What's smarter than a Mac?

simonjary said on Thursday, 11 January 2007

And it does work with Windows, so calling it a MacPhone would have minimised sales for no reason.

simonjary said on Thursday, 11 January 2007

And it does work with Windows, so calling it a MacPhone would have minimised sales for no reason.

nom said on Friday, 12 January 2007

don't forget the main reason this is such a great device is the way that the software and hardware integrates - styling aside, it's the way that simple gestures on the touch screen can make so much happen and so with so much apple intuitiveness

I'm not dismissing the importance of Ive - but the way one's fingers move on the screen makes such amazing effects happen on the screen is down to software engineers who seem to be devoid of fame and recognition ...

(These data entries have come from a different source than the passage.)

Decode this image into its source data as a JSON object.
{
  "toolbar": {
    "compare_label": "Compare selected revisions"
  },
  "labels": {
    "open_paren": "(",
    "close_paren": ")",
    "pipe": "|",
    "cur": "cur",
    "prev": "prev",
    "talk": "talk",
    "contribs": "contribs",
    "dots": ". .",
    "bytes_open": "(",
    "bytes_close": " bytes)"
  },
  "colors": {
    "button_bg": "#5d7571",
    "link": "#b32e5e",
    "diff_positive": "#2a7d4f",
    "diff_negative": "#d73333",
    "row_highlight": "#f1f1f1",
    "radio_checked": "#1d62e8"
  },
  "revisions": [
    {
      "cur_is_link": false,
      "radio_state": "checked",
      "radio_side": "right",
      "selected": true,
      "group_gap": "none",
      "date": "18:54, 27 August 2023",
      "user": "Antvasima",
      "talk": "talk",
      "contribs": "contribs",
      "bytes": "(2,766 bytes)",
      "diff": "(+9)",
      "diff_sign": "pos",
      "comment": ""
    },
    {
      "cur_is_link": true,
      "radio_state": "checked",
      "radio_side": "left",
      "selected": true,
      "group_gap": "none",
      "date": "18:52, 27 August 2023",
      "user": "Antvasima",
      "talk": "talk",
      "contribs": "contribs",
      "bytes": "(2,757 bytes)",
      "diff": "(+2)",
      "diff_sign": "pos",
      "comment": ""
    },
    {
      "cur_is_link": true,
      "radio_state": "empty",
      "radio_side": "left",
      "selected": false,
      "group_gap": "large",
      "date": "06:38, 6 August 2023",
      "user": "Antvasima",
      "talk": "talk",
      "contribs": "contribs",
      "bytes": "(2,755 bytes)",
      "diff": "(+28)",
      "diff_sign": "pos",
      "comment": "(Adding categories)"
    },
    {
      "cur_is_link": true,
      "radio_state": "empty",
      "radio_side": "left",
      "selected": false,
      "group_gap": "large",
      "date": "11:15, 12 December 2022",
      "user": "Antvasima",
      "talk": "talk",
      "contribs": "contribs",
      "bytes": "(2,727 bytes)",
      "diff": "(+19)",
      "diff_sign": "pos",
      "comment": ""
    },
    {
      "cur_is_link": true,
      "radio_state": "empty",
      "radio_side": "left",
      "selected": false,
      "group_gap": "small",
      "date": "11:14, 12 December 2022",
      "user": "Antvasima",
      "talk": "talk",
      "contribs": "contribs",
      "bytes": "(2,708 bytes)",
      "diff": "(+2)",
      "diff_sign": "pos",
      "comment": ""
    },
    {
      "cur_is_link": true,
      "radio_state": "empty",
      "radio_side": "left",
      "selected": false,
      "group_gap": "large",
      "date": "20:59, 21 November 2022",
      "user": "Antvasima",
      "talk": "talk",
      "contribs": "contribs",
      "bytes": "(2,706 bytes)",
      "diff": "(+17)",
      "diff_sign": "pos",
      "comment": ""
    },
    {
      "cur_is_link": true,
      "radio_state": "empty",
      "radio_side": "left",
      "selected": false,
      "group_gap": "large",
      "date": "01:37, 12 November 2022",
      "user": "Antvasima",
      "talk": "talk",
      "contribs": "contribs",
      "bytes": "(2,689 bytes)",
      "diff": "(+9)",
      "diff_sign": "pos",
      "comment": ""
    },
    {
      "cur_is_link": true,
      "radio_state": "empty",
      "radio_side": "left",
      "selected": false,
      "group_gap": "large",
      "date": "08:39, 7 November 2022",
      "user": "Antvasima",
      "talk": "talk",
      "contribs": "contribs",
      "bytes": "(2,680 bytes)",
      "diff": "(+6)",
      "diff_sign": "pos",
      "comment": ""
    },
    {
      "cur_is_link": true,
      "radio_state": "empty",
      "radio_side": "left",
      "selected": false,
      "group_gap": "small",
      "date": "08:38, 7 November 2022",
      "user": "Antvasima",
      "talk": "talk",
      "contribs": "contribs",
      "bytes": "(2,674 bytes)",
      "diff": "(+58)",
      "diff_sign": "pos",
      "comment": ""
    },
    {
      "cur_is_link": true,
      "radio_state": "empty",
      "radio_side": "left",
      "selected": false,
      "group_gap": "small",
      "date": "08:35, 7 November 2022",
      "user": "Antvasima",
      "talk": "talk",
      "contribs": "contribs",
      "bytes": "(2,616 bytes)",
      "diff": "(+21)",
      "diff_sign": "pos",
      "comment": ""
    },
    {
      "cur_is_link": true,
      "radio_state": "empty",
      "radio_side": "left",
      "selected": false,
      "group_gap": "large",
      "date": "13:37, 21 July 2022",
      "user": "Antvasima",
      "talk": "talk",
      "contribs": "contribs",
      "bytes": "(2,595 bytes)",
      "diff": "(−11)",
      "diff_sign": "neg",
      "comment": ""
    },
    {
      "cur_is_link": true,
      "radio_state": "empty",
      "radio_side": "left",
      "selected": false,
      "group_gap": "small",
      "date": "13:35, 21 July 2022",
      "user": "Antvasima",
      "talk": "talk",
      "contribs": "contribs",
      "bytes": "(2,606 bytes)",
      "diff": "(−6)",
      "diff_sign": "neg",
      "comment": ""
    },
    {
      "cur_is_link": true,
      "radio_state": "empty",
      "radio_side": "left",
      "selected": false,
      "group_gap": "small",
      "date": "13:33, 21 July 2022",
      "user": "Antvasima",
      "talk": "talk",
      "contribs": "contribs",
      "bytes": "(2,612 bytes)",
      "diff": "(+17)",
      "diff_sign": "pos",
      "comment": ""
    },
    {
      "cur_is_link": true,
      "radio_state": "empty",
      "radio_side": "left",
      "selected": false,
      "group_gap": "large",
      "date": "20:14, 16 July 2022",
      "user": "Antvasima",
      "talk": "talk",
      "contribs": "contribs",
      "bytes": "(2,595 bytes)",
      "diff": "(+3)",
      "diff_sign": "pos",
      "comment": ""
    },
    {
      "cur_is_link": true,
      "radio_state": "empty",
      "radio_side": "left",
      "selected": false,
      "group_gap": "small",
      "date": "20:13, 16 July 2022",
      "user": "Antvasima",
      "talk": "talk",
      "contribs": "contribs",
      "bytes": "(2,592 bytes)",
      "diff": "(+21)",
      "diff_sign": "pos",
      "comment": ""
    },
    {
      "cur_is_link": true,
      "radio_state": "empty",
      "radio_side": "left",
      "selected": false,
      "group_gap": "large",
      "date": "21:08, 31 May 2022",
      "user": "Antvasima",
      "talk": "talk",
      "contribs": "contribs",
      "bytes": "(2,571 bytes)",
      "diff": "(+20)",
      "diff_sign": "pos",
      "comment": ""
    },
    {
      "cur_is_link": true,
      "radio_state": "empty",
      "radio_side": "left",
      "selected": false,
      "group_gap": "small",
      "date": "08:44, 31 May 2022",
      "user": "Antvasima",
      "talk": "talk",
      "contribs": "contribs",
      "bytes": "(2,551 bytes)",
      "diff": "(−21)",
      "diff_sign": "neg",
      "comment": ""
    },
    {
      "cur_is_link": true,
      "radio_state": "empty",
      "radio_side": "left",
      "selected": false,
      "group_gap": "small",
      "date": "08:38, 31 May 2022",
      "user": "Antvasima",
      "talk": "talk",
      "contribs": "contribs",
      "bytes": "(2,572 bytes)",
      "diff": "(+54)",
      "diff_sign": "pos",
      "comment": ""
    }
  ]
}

respect due to them too (nameless as they may be)

AlanAudio said on Tuesday, 16 January 2007

During the transition to Intel it was right to keep all Intel Macs looking pretty much like their PPC predecessors. People wouldn't feel frightened by too much changing at once and the Intel would still look like a familiar Mac.

Now the transition is complete, Mr Ive can be given free reign to do what he does best for future models.